By Michael Tamblyn
I love the Danforth. It’s everything that is great about Toronto. Walking east from Broadview on a Saturday or Sunday night in the summer, the living city is right out there to see: bars are full, cafes spill out onto sidewalks, doors and windows are open. Old husbands and wives sit on benches with grandchildren — a night off for some lucky parents — and teens move in laughing clutches. I’m sure it was like that last night.
If you spend any time in the city, you have had at least one good night on the Danforth. There has been a great bar night. Or a decent souvlaki. A birthday party with flaming ouzo and singing waiters.
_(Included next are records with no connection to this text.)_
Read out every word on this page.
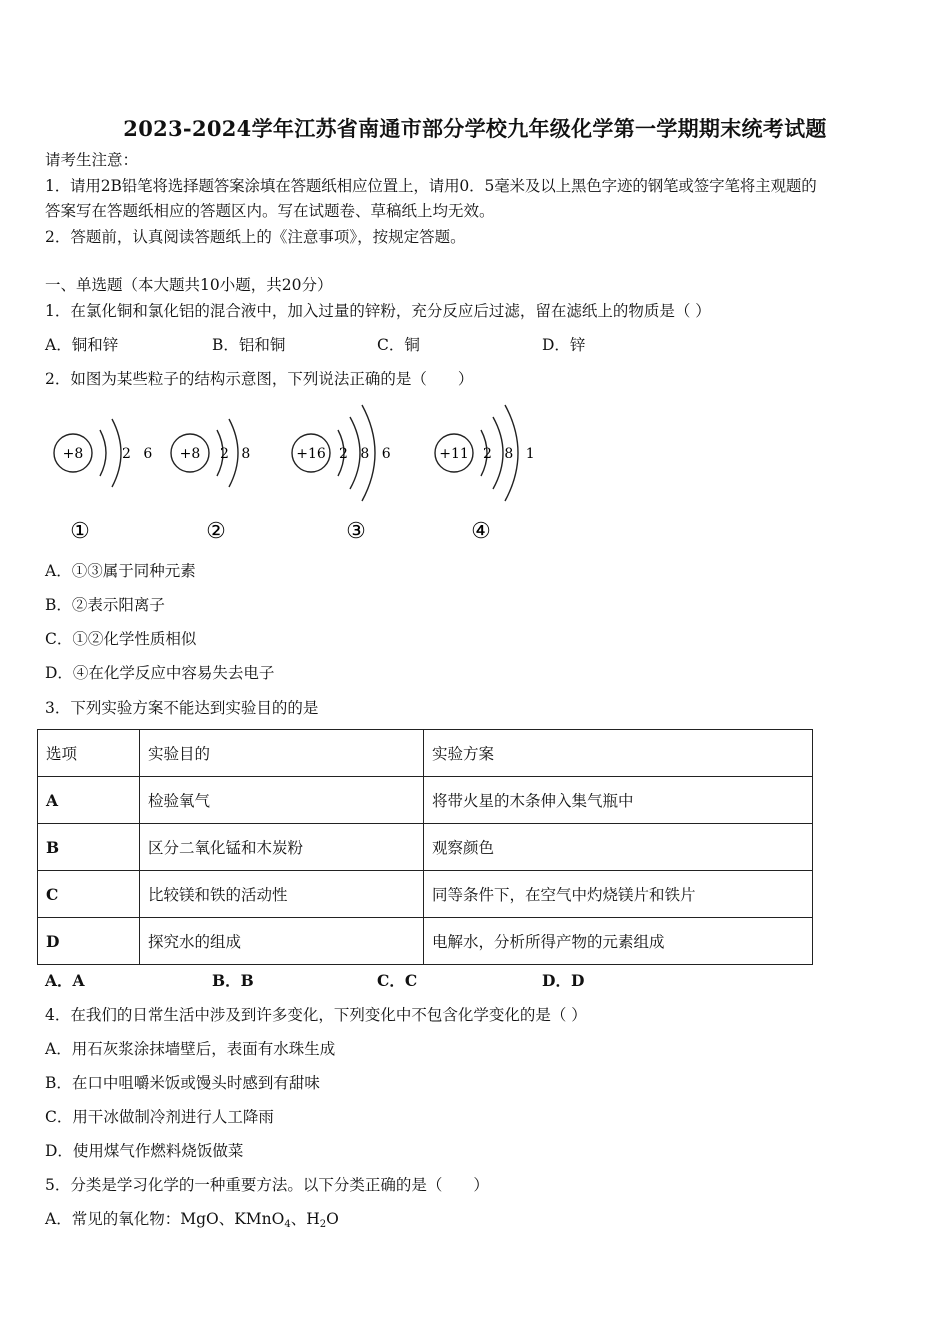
2023-2024学年江苏省南通市部分学校九年级化学第一学期期末统考试题
请考生注意：
1．请用2B铅笔将选择题答案涂填在答题纸相应位置上，请用0．5毫米及以上黑色字迹的钢笔或签字笔将主观题的
答案写在答题纸相应的答题区内。写在试题卷、草稿纸上均无效。
2．答题前，认真阅读答题纸上的《注意事项》，按规定答题。
一、单选题（本大题共10小题，共20分）
1．在氯化铜和氯化铝的混合液中，加入过量的锌粉，充分反应后过滤，留在滤纸上的物质是（ ）
A．铜和锌	B．铝和铜	C．铜	D．锌
2．如图为某些粒子的结构示意图，下列说法正确的是（　　）
+8	2 6
①
+8 2 8
②
+16 2 8 6
③
+11 2 8 1
④
A．①③属于同种元素
B．②表示阳离子
C．①②化学性质相似
D．④在化学反应中容易失去电子
3．下列实验方案不能达到实验目的的是
选项	实验目的	实验方案
A	检验氧气	将带火星的木条伸入集气瓶中
B	区分二氧化锰和木炭粉	观察颜色
C	比较镁和铁的活动性	同等条件下，在空气中灼烧镁片和铁片
D	探究水的组成	电解水，分析所得产物的元素组成
A．A	B．B	C．C	D．D
4．在我们的日常生活中涉及到许多变化，下列变化中不包含化学变化的是（ ）
A．用石灰浆涂抹墙壁后，表面有水珠生成
B．在口中咀嚼米饭或馒头时感到有甜味
C．用干冰做制冷剂进行人工降雨
D．使用煤气作燃料烧饭做菜
5．分类是学习化学的一种重要方法。以下分类正确的是（　　）
A．常见的氧化物：MgO、KMnO$_4$、$H_2O$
So you, like me, have a picture in your head of what that street looks like on a good day.
Now it’s all police tape and emergency vehicles. News trucks. The universal signs of bad happenings. And I’m faced with that bizarre, awful experience of overlaying the two sets of images. Happy over terrible. A restaurant I’ve been to now with the windows blown out. A place I bought late night ice cream for my youngest son now with blood in front of it.
We are new at this. I am new at this. This city, this country doesn’t have much practice with violence like this. We like to believe it’s because we are good. Because of our traditions of inclusion and diversity, firearms policies, and so on. And that is true. Policy can’t guarantee against nightmares, but it can lessen the likelihood. We have also been lucky. Because as we saw last night, it only takes one person to make a nightmare.
Fear, power, attention and death. We don’t know who this person is yet or what his goal was. But it was wanting those four things in some measure. Mental illness, anger, terrorism — the machinery of media and investigation means we’ll probably know in a matter of hours what his aims were, but it will boil down to those ugly ingredients one way or another. Death he got, in terrible measure. But we can deny him the rest. There was fear in the moment, and its terrible aftershocks for the wounded, the survivors, bystanders, neighbours. The rest of us can do our best not to be gripped by fear, shaped or twisted by it. That goes a long way to denying him power as well. We can refuse to let him build a snarled, ugly place in the back of our minds, where anxiety and fear make his memory loom large. For me anyway, my memory and effort and attention are for the victims, their families grieving or grateful or in long, worried nights in hospitals. And gratitude to first responders who kept it from being worse and provided help, and for bystanders who did the same. In the aftermath, we see how good outnumbers evil.
As for attention, I give him nothing. He’s a zero. An empty space. In a logical world, his name would never again be mentioned, his picture never shown. Nothing about him would be saved. But it isn’t a logical world, so I am sure we will soon know all about him and he may get some of what he wanted, the blaze of reflected light that is media coverage. But I give him nothing.
If you are suffering or worried or fearful today, we are here for you. Let your manager or your co-worker know, or stop by Employee Experience to have a chat. Talk with friends, support each other, or talk to one of our counsellors that we have on call.
What I will do is go back to the Danforth. I will kiss my wife, who was going to be there last night but changed plans. And my kids, just because. And send my relief and sympathy to friends who live nearby who are frightened but safe. But as soon as I’m back in town, I’ll go back and eat ice cream on a summer night in the Danforth.